I want you to know that wearing office supplies as jewelry results in waking up with the wrong roommate. Also, strip clubs and vodka don't mix.
He's gotten way too comfortable around me. He came into the bathroom and took a shit while I was in the shower.
Why is there a shirtless guy in Walgreens and why is he probably looking for the same thing I am?
so im decorating easter eggs with my family and my mom is writing "Jesus is risen" and "God loves you!" on the eggs. i wrote things like "I'm naked!" and "there are drugs in these eggs!" on mine.
Even though I wasn't drunk last night, I peed in the sink just so I could keep my record going
If I wanted to fuck someone, I'd go for John. I'm meeting Bryan cuz I wanna get to know him better. And eventually fuck him.
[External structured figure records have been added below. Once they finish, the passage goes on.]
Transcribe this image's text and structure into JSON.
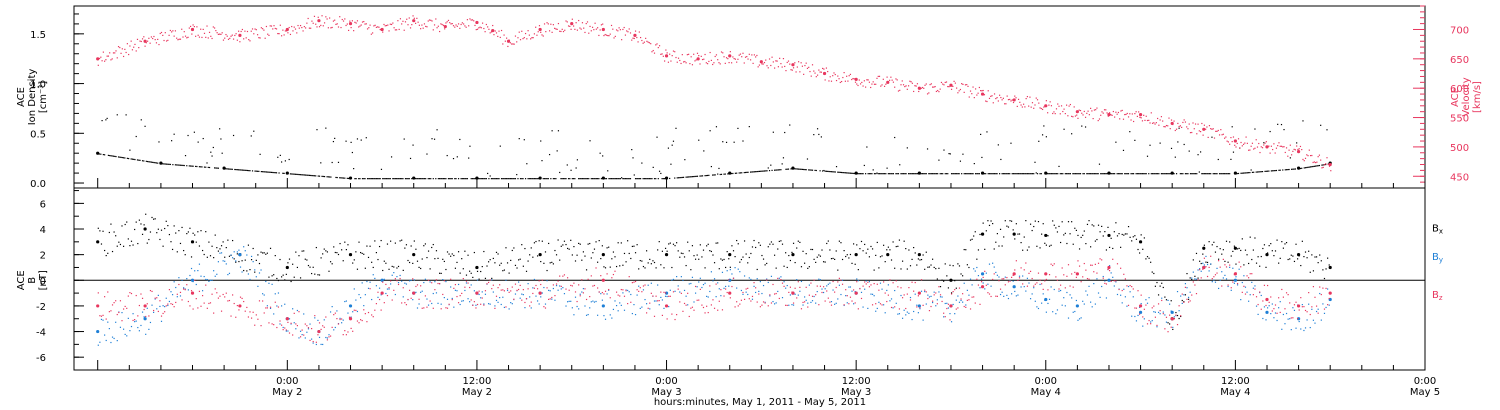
{
  "chart_data": [
    {
      "panel": "density-velocity",
      "type": "scatter",
      "ylabel": [
        "ACE",
        "Ion Density",
        "[cm⁻³]"
      ],
      "ylim": [
        -0.05,
        1.78
      ],
      "yticks": [
        0.0,
        0.5,
        1.0,
        1.5
      ],
      "ytick_labels": [
        "0.0",
        "0.5",
        "1.0",
        "1.5"
      ],
      "y2label": [
        "ACE",
        "Velocity",
        "[km/s]"
      ],
      "y2lim": [
        430,
        740
      ],
      "y2ticks": [
        450,
        500,
        550,
        600,
        650,
        700
      ],
      "y2tick_labels": [
        "450",
        "500",
        "550",
        "600",
        "650",
        "700"
      ],
      "series": [
        {
          "color": "#000000",
          "axis": "left",
          "hours": [
            -12,
            -8,
            -4,
            0,
            4,
            8,
            12,
            16,
            20,
            24,
            28,
            32,
            36,
            40,
            44,
            48,
            52,
            56,
            60,
            64,
            66
          ],
          "values": [
            0.3,
            0.2,
            0.15,
            0.1,
            0.05,
            0.05,
            0.05,
            0.05,
            0.05,
            0.05,
            0.1,
            0.15,
            0.1,
            0.1,
            0.1,
            0.1,
            0.1,
            0.1,
            0.1,
            0.15,
            0.2
          ]
        },
        {
          "color": "#e8365e",
          "axis": "right",
          "hours": [
            -12,
            -9,
            -6,
            -3,
            0,
            2,
            4,
            6,
            8,
            10,
            12,
            13,
            14,
            16,
            18,
            20,
            22,
            24,
            26,
            28,
            30,
            32,
            34,
            36,
            38,
            40,
            42,
            44,
            46,
            48,
            50,
            52,
            54,
            56,
            58,
            60,
            62,
            64,
            66
          ],
          "values": [
            650,
            680,
            700,
            690,
            700,
            715,
            710,
            700,
            715,
            705,
            712,
            698,
            680,
            700,
            710,
            700,
            690,
            655,
            650,
            655,
            645,
            640,
            625,
            615,
            610,
            600,
            605,
            590,
            580,
            570,
            560,
            555,
            555,
            540,
            530,
            510,
            500,
            492,
            470
          ]
        }
      ]
    },
    {
      "panel": "magnetic-field",
      "type": "scatter",
      "ylabel": [
        "ACE",
        "B",
        "[nT]"
      ],
      "ylim": [
        -7,
        7.2
      ],
      "yticks": [
        -6,
        -4,
        -2,
        0,
        2,
        4,
        6
      ],
      "ytick_labels": [
        "-6",
        "-4",
        "-2",
        "0",
        "2",
        "4",
        "6"
      ],
      "series": [
        {
          "name": "Bx",
          "color": "#000000",
          "hours": [
            -12,
            -9,
            -6,
            -3,
            0,
            4,
            8,
            12,
            16,
            20,
            24,
            28,
            32,
            36,
            38,
            40,
            42,
            44,
            46,
            48,
            52,
            54,
            56,
            58,
            60,
            62,
            64,
            66
          ],
          "values": [
            3,
            4,
            3,
            2,
            1,
            2,
            2,
            1,
            2,
            2,
            2,
            2,
            2,
            2,
            2,
            2,
            0,
            3.6,
            3.6,
            3.5,
            3.5,
            3,
            -3,
            2.5,
            2.5,
            2,
            2,
            1
          ]
        },
        {
          "name": "By",
          "color": "#1e7fd6",
          "hours": [
            -12,
            -9,
            -6,
            -3,
            0,
            2,
            4,
            6,
            8,
            12,
            16,
            20,
            24,
            28,
            32,
            36,
            40,
            42,
            44,
            46,
            48,
            50,
            52,
            54,
            56,
            58,
            60,
            62,
            64,
            66
          ],
          "values": [
            -4,
            -3,
            0,
            2,
            -3,
            -4,
            -2,
            0,
            -1,
            -1,
            -1,
            -2,
            -1,
            0,
            -1,
            -1,
            -2,
            -2,
            0.5,
            -0.5,
            -1.5,
            -2,
            0,
            -2.5,
            -2.5,
            1,
            0,
            -2.5,
            -3,
            -1.5
          ]
        },
        {
          "name": "Bz",
          "color": "#e8365e",
          "hours": [
            -12,
            -9,
            -6,
            -3,
            0,
            2,
            4,
            6,
            8,
            12,
            16,
            20,
            24,
            28,
            32,
            36,
            40,
            42,
            44,
            46,
            48,
            50,
            52,
            54,
            56,
            58,
            60,
            62,
            64,
            66
          ],
          "values": [
            -2,
            -2,
            -1,
            -2,
            -3,
            -4,
            -3,
            -1,
            -1,
            -1,
            -1,
            0,
            -2,
            -1,
            -1,
            -1,
            -1,
            -2,
            -0.5,
            0.5,
            0.5,
            0.5,
            1,
            -2,
            -3,
            1,
            0.5,
            -1.5,
            -2,
            -1
          ]
        }
      ],
      "legend": [
        "Bx",
        "By",
        "Bz"
      ]
    }
  ],
  "xaxis": {
    "label": "hours:minutes,  May  1, 2011 - May  5, 2011",
    "range_hours": [
      -13.5,
      72
    ],
    "ticks": [
      {
        "hour": 0,
        "time": "0:00",
        "date": "May 2"
      },
      {
        "hour": 12,
        "time": "12:00",
        "date": "May 2"
      },
      {
        "hour": 24,
        "time": "0:00",
        "date": "May 3"
      },
      {
        "hour": 36,
        "time": "12:00",
        "date": "May 3"
      },
      {
        "hour": 48,
        "time": "0:00",
        "date": "May 4"
      },
      {
        "hour": 60,
        "time": "12:00",
        "date": "May 4"
      },
      {
        "hour": 72,
        "time": "0:00",
        "date": "May 5"
      }
    ]
  }
}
But not this Tuesday.
knew i was gonna lose at a shoe or be bleeding at some point. and both happened within 20 mins.
she tried to deny peeing on the floor last night. she said she wouldn't make it to the bathroom only to pee on the floor
oh but she would
Oh yes there is. Now I'm the sad one. Please organize my life. And I will demoralize yours.
There is no sno cone on earth better than alone naked time. Side note: text when you all are headed home.
Remember that time I hopped home naked from the bar, then tried to convince you I was ok to drive you home? Good call on the taxi.
I feel like a girl who eats her problems away with fast food.
When all else fails, you can always look down at your enormous penis.
You're not talking any sense into me. You're cheering me on to disaster.
... is that not half the reason I'm your best friend in the first place?
Your life is quite full of dick lately.
It really is!
Man, I'm real high and googling what all my favorite figure skaters from childhood are doing now.